There's your smoking gun. The NCAA wouldn't touch over a 1000 athletes benefiting from offering bogus classes and promoting widespread academic corruption for over 20 years at North Carolina. But the NCAA found them a student employed by the AD at ND who tutored 3 football players and we got us some "academic corruption to rid the football world of.

Nothing more arbitrary, hypocritical, and exasperating in life than having to watch someone in charge breaking the same rules they are punishing others for. You know, do as I say, not as I do.
 
What is this "less than a decade" stuff you talk about? Going back to 1986 and 1994 establishes that the NCAA was regurgitating charges that had been brought and settled 32 and 24 years ago.
You're misreading this. Those two cases demonstrated a continuing, systematic level of cheating at Ole Miss. The NCAA cited those cases, not to add on to the penalties, but to state "you've done this once, twice, and now the third time." There are no penalties added that are tacking on to what they did--it's not a repeat violator status being brought up here. It's habitual cheating--cited.

This statute of limitations you keep bringing up here doesn't belong. Again, they aren't being sanctioned for those two past violations. Those sanctions are mentioned as solid proof they've been cheating, been caught, and continue to cheat. The 11 self-imposed scholly losses was increased by two. If those cases had anything to do with the penalties in this one we'd have seen a lot more.

Your responses read to me like you're upset the NCAA got this one right.
 
You're misreading this. Those two cases demonstrated a continuing, systematic level of cheating at Ole Miss.
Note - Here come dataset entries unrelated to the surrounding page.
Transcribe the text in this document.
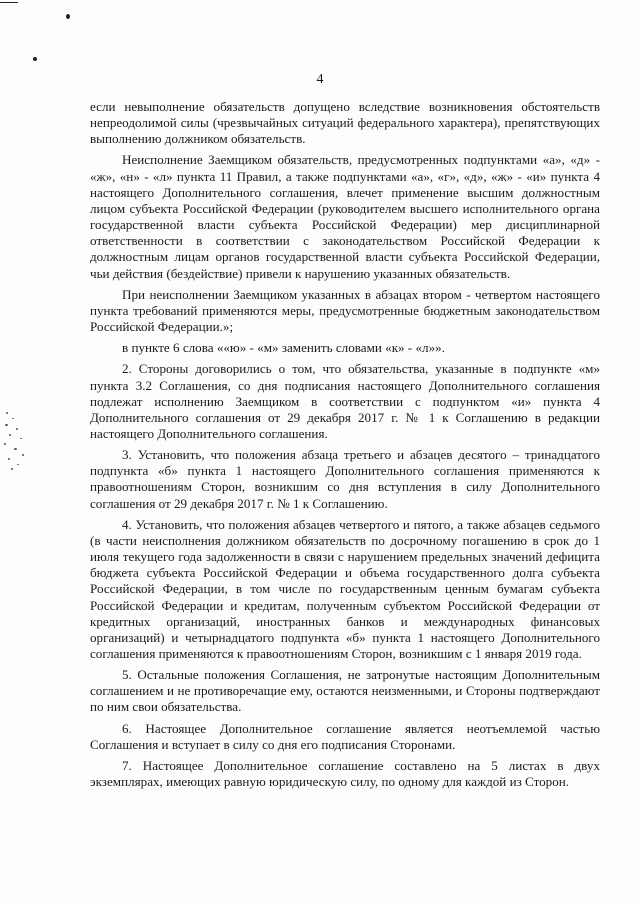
4

если невыполнение обязательств допущено вследствие возникновения обстоятельств непреодолимой силы (чрезвычайных ситуаций федерального характера), препятствующих выполнению должником обязательств.

Неисполнение Заемщиком обязательств, предусмотренных подпунктами «а», «д» - «ж», «н» - «л» пункта 11 Правил, а также подпунктами «а», «г», «д», «ж» - «и» пункта 4 настоящего Дополнительного соглашения, влечет применение высшим должностным лицом субъекта Российской Федерации (руководителем высшего исполнительного органа государственной власти субъекта Российской Федерации) мер дисциплинарной ответственности в соответствии с законодательством Российской Федерации к должностным лицам органов государственной власти субъекта Российской Федерации, чьи действия (бездействие) привели к нарушению указанных обязательств.

При неисполнении Заемщиком указанных в абзацах втором - четвертом настоящего пункта требований применяются меры, предусмотренные бюджетным законодательством Российской Федерации.»;

в пункте 6 слова ««ю» - «м» заменить словами «к» - «л»».

2. Стороны договорились о том, что обязательства, указанные в подпункте «м» пункта 3.2 Соглашения, со дня подписания настоящего Дополнительного соглашения подлежат исполнению Заемщиком в соответствии с подпунктом «и» пункта 4 Дополнительного соглашения от 29 декабря 2017 г. № 1 к Соглашению в редакции настоящего Дополнительного соглашения.

3. Установить, что положения абзаца третьего и абзацев десятого – тринадцатого подпункта «б» пункта 1 настоящего Дополнительного соглашения применяются к правоотношениям Сторон, возникшим со дня вступления в силу Дополнительного соглашения от 29 декабря 2017 г. № 1 к Соглашению.

4. Установить, что положения абзацев четвертого и пятого, а также абзацев седьмого (в части неисполнения должником обязательств по досрочному погашению в срок до 1 июля текущего года задолженности в связи с нарушением предельных значений дефицита бюджета субъекта Российской Федерации и объема государственного долга субъекта Российской Федерации, в том числе по государственным ценным бумагам субъекта Российской Федерации и кредитам, полученным субъектом Российской Федерации от кредитных организаций, иностранных банков и международных финансовых организаций) и четырнадцатого подпункта «б» пункта 1 настоящего Дополнительного соглашения применяются к правоотношениям Сторон, возникшим с 1 января 2019 года.

5. Остальные положения Соглашения, не затронутые настоящим Дополнительным соглашением и не противоречащие ему, остаются неизменными, и Стороны подтверждают по ним свои обязательства.

6. Настоящее Дополнительное соглашение является неотъемлемой частью Соглашения и вступает в силу со дня его подписания Сторонами.

7. Настоящее Дополнительное соглашение составлено на 5 листах в двух экземплярах, имеющих равную юридическую силу, по одному для каждой из Сторон.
The NCAA cited those cases, not to add on to the penalties, but to state "you've done this once, twice, and now the third time." There are no penalties added that are tacking on to what they did--it's not a repeat violator status being brought up here. It's habitual cheating--cited.

This statute of limitations you keep bringing up here doesn't belong. Again, they aren't being sanctioned for those two past violations. Those sanctions are mentioned as solid proof they've been cheating, been caught, and continue to cheat. The 11 self-imposed scholly losses was increased by two. If those cases had anything to do with the penalties in this one we'd have seen a lot more.
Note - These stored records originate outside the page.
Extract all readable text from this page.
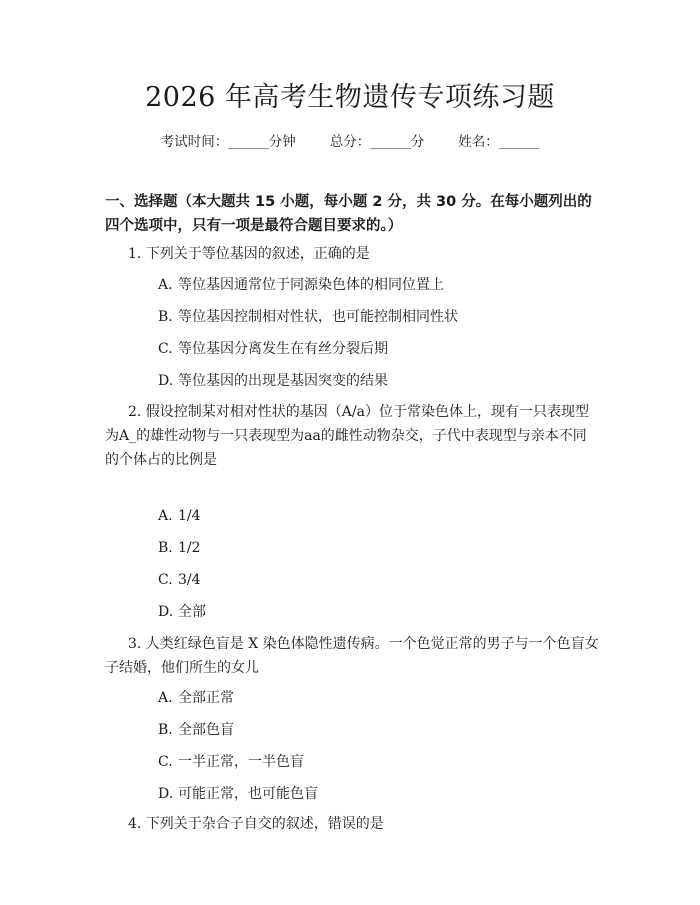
2026 年高考生物遗传专项练习题
考试时间：______分钟	总分：______分	姓名：______
一、选择题（本大题共 15 小题，每小题 2 分，共 30 分。在每小题列出的四个选项中，只有一项是最符合题目要求的。）
1. 下列关于等位基因的叙述，正确的是
A. 等位基因通常位于同源染色体的相同位置上
B. 等位基因控制相对性状，也可能控制相同性状
C. 等位基因分离发生在有丝分裂后期
D. 等位基因的出现是基因突变的结果
2. 假设控制某对相对性状的基因（A/a）位于常染色体上，现有一只表现型为A_的雄性动物与一只表现型为aa的雌性动物杂交，子代中表现型与亲本不同的个体占的比例是
A. 1/4
B. 1/2
C. 3/4
D. 全部
3. 人类红绿色盲是 X 染色体隐性遗传病。一个色觉正常的男子与一个色盲女子结婚，他们所生的女儿
A. 全部正常
B. 全部色盲
C. 一半正常，一半色盲
D. 可能正常，也可能色盲
4. 下列关于杂合子自交的叙述，错误的是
Your responses read to me like you're upset the NCAA got this one right.



Are you kidding me? The only thing that will remain unsettling is that the NCAA has the absolute autonomy to interpret their brand of justice on whomever they wish to inflict it on. If you want Alabama, then go get the other teams bidding on Means. They knew who they were. If you want Notre Dame than be as indignant at the greater sin, North Carolina. If you want Baylor's hide on a wall for Title IX sexual misconduct than go get Tennessee, cause rape is rape and that's just the way the victims tend to look at it. In Ole Miss case, the NCAA had them dead to right and nothing that happened wouldn't have happened without interjecting the history of the last century.

Kinda glad the big boys at ND got their nose rubbed in it for a change. The change will eventually come with the NCAA and it won't be for this constant nonsense, unfortunately. Nothing moves the needle like money. When the power 5 teams get real tired of economically dividing up the goodies with the downtrodden, it will move college football away from the NCAA's version of football equality. When it comes time to count heads it won't be hard to recognize touchdown Jesus's group. Not after having their nose rubbed in this crap.
 
@TUSKstuff Am I kidding about what?

When this whole thing with Ole Miss started there's one thing I said over and over; don't compare what happens with Ole Miss to other schools. They aren't applicable.

I stand by what I said. According to their own penalty matrix, the sanctions handed down to Ole Miss were what they were supposed to be.